Bye Bye, Chiang Mai

January 9, 2009 - 9:15 am No Comments

Our last full day in Chiang Mai consisted of an elephant show (funny), an elephant ride trough the jungle (bumpy), an ox cart ride (very bumpy), and bamboo rafting (called “lafting” by Peter) at Maetaman Elephant Camp. Laughs all around when, while on our elephant ride, the animal in front of us dropped about 50 pounds of shit into the river and I said, in perfect Thai, “arroy ma,” meaning “very delicious.”

After each activity, the only way out was through a cluster of souvenir stands, all selling the same crap as each other and what we saw at the Night Market the evening before. Like I saw in Peru, I think all the “authentic,” hand-made souvenirs sold by street vendors are mass-produced in a factory somewhere and then sprinkled all around town. Someone is making a killing.

Elephant Rider

Elephant Painting

Elephant Bum

Doug & Jeff on an Elephant

Elephant Pisses

Doug & Jeff on the Bamboo Raft

We also went to a monkey show and stopped at the unimpressive palace belonging to Thailand’s last princess.

Monkey Doing Push-ups

Monkey in a Cage

Our last activity of the day was a stop at the traditional village of the Padong people, also known as the “long-necks.” The women in this tribe have a growing number of metal rings placed around their necks as they get older, elongating them and making them more “beautiful.” I was pretty excited about this stop, hoping to get some National Geographic-like pictures. Instead, the whole experience was depressing and awkward.

Padong Girl

Padong Woman

Padong Children

As we followed the main path through the village, long-neck women sat in front of souvenir stands, each one selling the same crap. None were smiling, all looked depressed. They chatted and giggled amongst each other, but when a tourist came near, they would stop talking, turn towards the street, and do something “traditional,” like fidget with a loom, play a strange musical instrument, or hold their baby close and look all poor and hungry. Since we paid a fee before entering the village, Peter encouraged us to take all the pictures we wanted, but it didn’t feel right. On the one hand, these people were on display like zoo animals, and on the other, their existence was not at all authentic. I got some shots, but I have mixed feelings about them.

Padong Woman

Padong Girl

Padong Girls

Padong Girl

Rice Paddies of Baan Tong Luang

Padong Man

Padong Woman & Baby


Between destinations, Peter got into the habit of making unplanned stops at places where he surely received kickbacks: a jade factory, a celadon ceramics factory, a carpet manufacturer. After suggesting additional stops at a lacquerware factory and a silk manufacturer, we got tired of his shenanigans and politely declined.

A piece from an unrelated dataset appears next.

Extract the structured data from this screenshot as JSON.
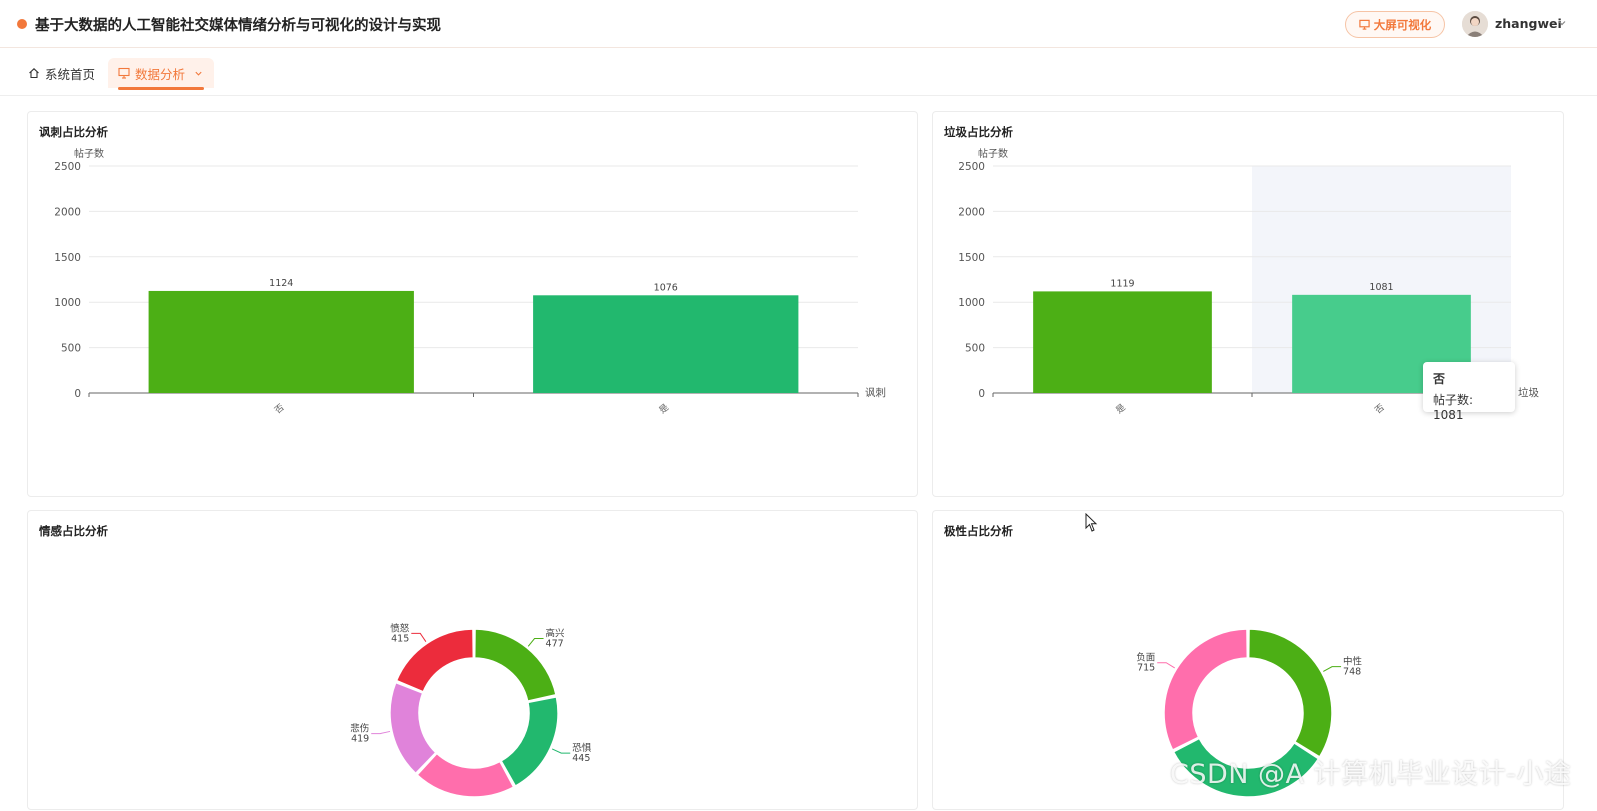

Before leaving Peter, we had a quick snack with him at noodle place on the corner. I had the most wonderful dessert, called something like “tap tin krop.” Coconut milk with red jelly things and noodly things in it, topped with crushed ice. Very delicious and refreshing.

Last night, we went to our favorite hangout (Riverside Bar) to see our favorite band (The Bugs). They played U2 for me and, knowing it was our last night in Chiang Mai, posed for some pictures with us.

The Riverside

Us & The Bug

We enjoyed Chiang Mai, finding it to be a little more genuine than Bangkok. You have the same kinds of people trying to take advantage of the tourists (tuk-tuk drivers, tour leaders, street vendors), but there are fewer of them and they are less aggressive.

The most stress-relieving news of the moment is that the rest of the flights for our trip are booked. Took a bit of back and forth with the airlines, airports, and Internet fare searching, but it’s done. Tomorrow, we’re off to Luang Prabang (LOO-ONG-PRAH-BANG), a small, highly recommended town in Laos (rhymes with HOUSE). We’ll be there a couple of days before heading off to Siem Reap (pronounced SEE-EM-REE-UP by the Thais but SIM-REEP by the Cambodians, I would later learn), location of the enormous temple and photographer’s paradise known as Angkor Wat.